Of course you’re entirely free to come to that conclusion.
But does it really make sense to say, so early in the process:
… ‘the rules of this club need to change…
… but don’t worry, we’ll always be members no matter what happens?’
You’re some of Britain’s most respected, most successful business leaders.
You know how negotiation works.
You wouldn’t dream of sitting down at the start of a merger or acquisition and…
…like a poker player showing his hand to the table…
… announcing exactly what terms you were prepared to accept.
It doesn’t work in the boardroom and it won’t work in Brussels.
And that’s not just my view.
The Guardian is hardly known for its pro-business, Eurosceptic editorial line.
But even its financial editor warned that the CBI’s position “will be exploited by any half-alert EU politician or Brussels bureaucrat.”
Now it would be easy to argue that a great many EU politicians and Brussels bureaucrats are not even half alert!
But the handful that are will have seized upon the CBI’s stance and will use it to fight the Prime Minister all the way as he seeks lasting reform.
And make no mistake, the reforms we seek are the reforms your members need.
An expanding market that liberalises new sectors will benefit British entrepreneurs.
An EU open to trade, concluding ambitious deals with America, China and Japan will benefit all British businesses and consumers.
And, as the Prime Minister has said before, this renegotiation will not just benefit Britain.
It will benefit the whole of the EU too.
So we agree, we want to see reform.
We will make the case to European governments.
But we hope you will make the case to European businesses, striking alliances for reform, calling on other governments to back change.
Look at the stance taken by the Institute of Directors and the British Chambers of Commerce.
Like the CBI, the IoD and BCC are great cheerleaders for British business.
Like the CBI, they want the renegotiation process to deliver genuine reform.
But unlike the CBI, they’re waiting until that process is complete before recommending how to vote in the referendum.
When the IoD polled its members, 60% said that staying in the EU will only benefit their businesses IF there are major reforms to employment and company law.
And as the BCC’s John Longworth said last week, “The business community cannot make a decision on the EU until it knows … what will be negotiated”.
For decades the CBI has been a champion of British business, and any friend of British business is a friend of mine.

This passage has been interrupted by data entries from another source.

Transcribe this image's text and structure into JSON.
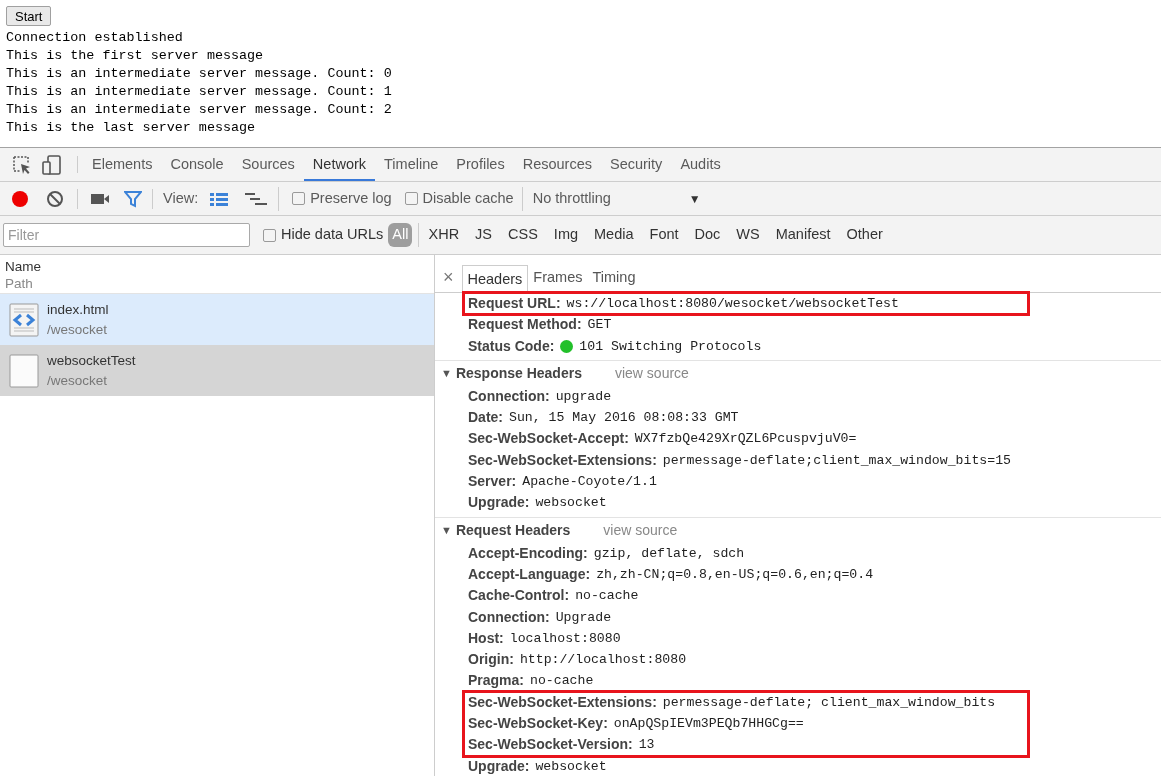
{
  "page": {
    "button": "Start",
    "lines": [
      "Connection established",
      "This is the first server message",
      "This is an intermediate server message. Count: 0",
      "This is an intermediate server message. Count: 1",
      "This is an intermediate server message. Count: 2",
      "This is the last server message"
    ]
  },
  "devtools_tabs": [
    {
      "label": "Elements",
      "selected": false
    },
    {
      "label": "Console",
      "selected": false
    },
    {
      "label": "Sources",
      "selected": false
    },
    {
      "label": "Network",
      "selected": true
    },
    {
      "label": "Timeline",
      "selected": false
    },
    {
      "label": "Profiles",
      "selected": false
    },
    {
      "label": "Resources",
      "selected": false
    },
    {
      "label": "Security",
      "selected": false
    },
    {
      "label": "Audits",
      "selected": false
    }
  ],
  "toolbar": {
    "recording": true,
    "filter_on": true,
    "view_label": "View:",
    "large_rows": true,
    "preserve_log": {
      "label": "Preserve log",
      "checked": false
    },
    "disable_cache": {
      "label": "Disable cache",
      "checked": false
    },
    "throttling": "No throttling",
    "dropdown_arrow": "▼"
  },
  "filter_bar": {
    "placeholder": "Filter",
    "hide_data_urls": {
      "label": "Hide data URLs",
      "checked": false
    },
    "types": [
      {
        "label": "All",
        "selected": true
      },
      {
        "label": "XHR",
        "selected": false
      },
      {
        "label": "JS",
        "selected": false
      },
      {
        "label": "CSS",
        "selected": false
      },
      {
        "label": "Img",
        "selected": false
      },
      {
        "label": "Media",
        "selected": false
      },
      {
        "label": "Font",
        "selected": false
      },
      {
        "label": "Doc",
        "selected": false
      },
      {
        "label": "WS",
        "selected": false
      },
      {
        "label": "Manifest",
        "selected": false
      },
      {
        "label": "Other",
        "selected": false
      }
    ]
  },
  "requests": {
    "columns": [
      "Name",
      "Path"
    ],
    "rows": [
      {
        "name": "index.html",
        "path": "/wesocket",
        "kind": "html",
        "hovered": true,
        "selected": false
      },
      {
        "name": "websocketTest",
        "path": "/wesocket",
        "kind": "plain",
        "hovered": false,
        "selected": true
      }
    ]
  },
  "details": {
    "close": "×",
    "tabs": [
      {
        "label": "Headers",
        "selected": true
      },
      {
        "label": "Frames",
        "selected": false
      },
      {
        "label": "Timing",
        "selected": false
      }
    ],
    "general": [
      {
        "highlighted": true,
        "rows": [
          {
            "name": "Request URL:",
            "value": "ws://localhost:8080/wesocket/websocketTest"
          }
        ]
      },
      {
        "highlighted": false,
        "rows": [
          {
            "name": "Request Method:",
            "value": "GET"
          },
          {
            "name": "Status Code:",
            "value": "101 Switching Protocols",
            "color": "#22c02a"
          }
        ]
      }
    ],
    "sections": [
      {
        "title": "Response Headers",
        "toggle": "▼",
        "link": "view source",
        "groups": [
          {
            "highlighted": false,
            "rows": [
              {
                "name": "Connection:",
                "value": "upgrade"
              },
              {
                "name": "Date:",
                "value": "Sun, 15 May 2016 08:08:33 GMT"
              },
              {
                "name": "Sec-WebSocket-Accept:",
                "value": "WX7fzbQe429XrQZL6PcuspvjuV0="
              },
              {
                "name": "Sec-WebSocket-Extensions:",
                "value": "permessage-deflate;client_max_window_bits=15"
              },
              {
                "name": "Server:",
                "value": "Apache-Coyote/1.1"
              },
              {
                "name": "Upgrade:",
                "value": "websocket"
              }
            ]
          }
        ]
      },
      {
        "title": "Request Headers",
        "toggle": "▼",
        "link": "view source",
        "groups": [
          {
            "highlighted": false,
            "rows": [
              {
                "name": "Accept-Encoding:",
                "value": "gzip, deflate, sdch"
              },
              {
                "name": "Accept-Language:",
                "value": "zh,zh-CN;q=0.8,en-US;q=0.6,en;q=0.4"
              },
              {
                "name": "Cache-Control:",
                "value": "no-cache"
              },
              {
                "name": "Connection:",
                "value": "Upgrade"
              },
              {
                "name": "Host:",
                "value": "localhost:8080"
              },
              {
                "name": "Origin:",
                "value": "http://localhost:8080"
              },
              {
                "name": "Pragma:",
                "value": "no-cache"
              }
            ]
          },
          {
            "highlighted": true,
            "rows": [
              {
                "name": "Sec-WebSocket-Extensions:",
                "value": "permessage-deflate; client_max_window_bits"
              },
              {
                "name": "Sec-WebSocket-Key:",
                "value": "onApQSpIEVm3PEQb7HHGCg=="
              },
              {
                "name": "Sec-WebSocket-Version:",
                "value": "13"
              }
            ]
          },
          {
            "highlighted": false,
            "rows": [
              {
                "name": "Upgrade:",
                "value": "websocket"
              }
            ]
          }
        ]
      }
    ]
  }
}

But best friends are not afraid to be straight with each other.
So I’d urge everyone at the CBI, including your new President and new Director General, to think very carefully about what you want to achieve in the months ahead.
The Prime Minister’s goal is Britain in a reformed EU with the issues British people want resolved, fixed for good.
And Brussels is sitting up and paying attention.
We have a unique opportunity to build a better European Union.
A European Union that genuinely delivers for British business and for British workers.
That allows your companies to trade and grow and create jobs freely…
…breaking down the bureaucratic barriers that the CBI has fought so hard against for so long.
This opportunity has only come about thanks to the deadline of the in/out referendum.
And it is only the possibility of a British exit that will allow us to deliver the change we need.
So ask yourselves, do you want to be part of this process?
Do you want to seize this chance to fix what doesn’t work so we can continue to enjoy what does?
Do you want to take real action to tackle the problems you have done so much to highlight?
The concessions the Prime Minister is seeking will not easily be won.
No politicians, no bureaucracy, ever gave up power without a fight, and the European Union is no different.
Those of us who want change must work together.
We must speak with one voice.
And we must be unafraid to say that we could walk away if Brussels refuses to compromise.
The reform your members have long demanded is almost within our grasp.
With the CBI’s support, I know we can reach out and bring it home for the people of Britain.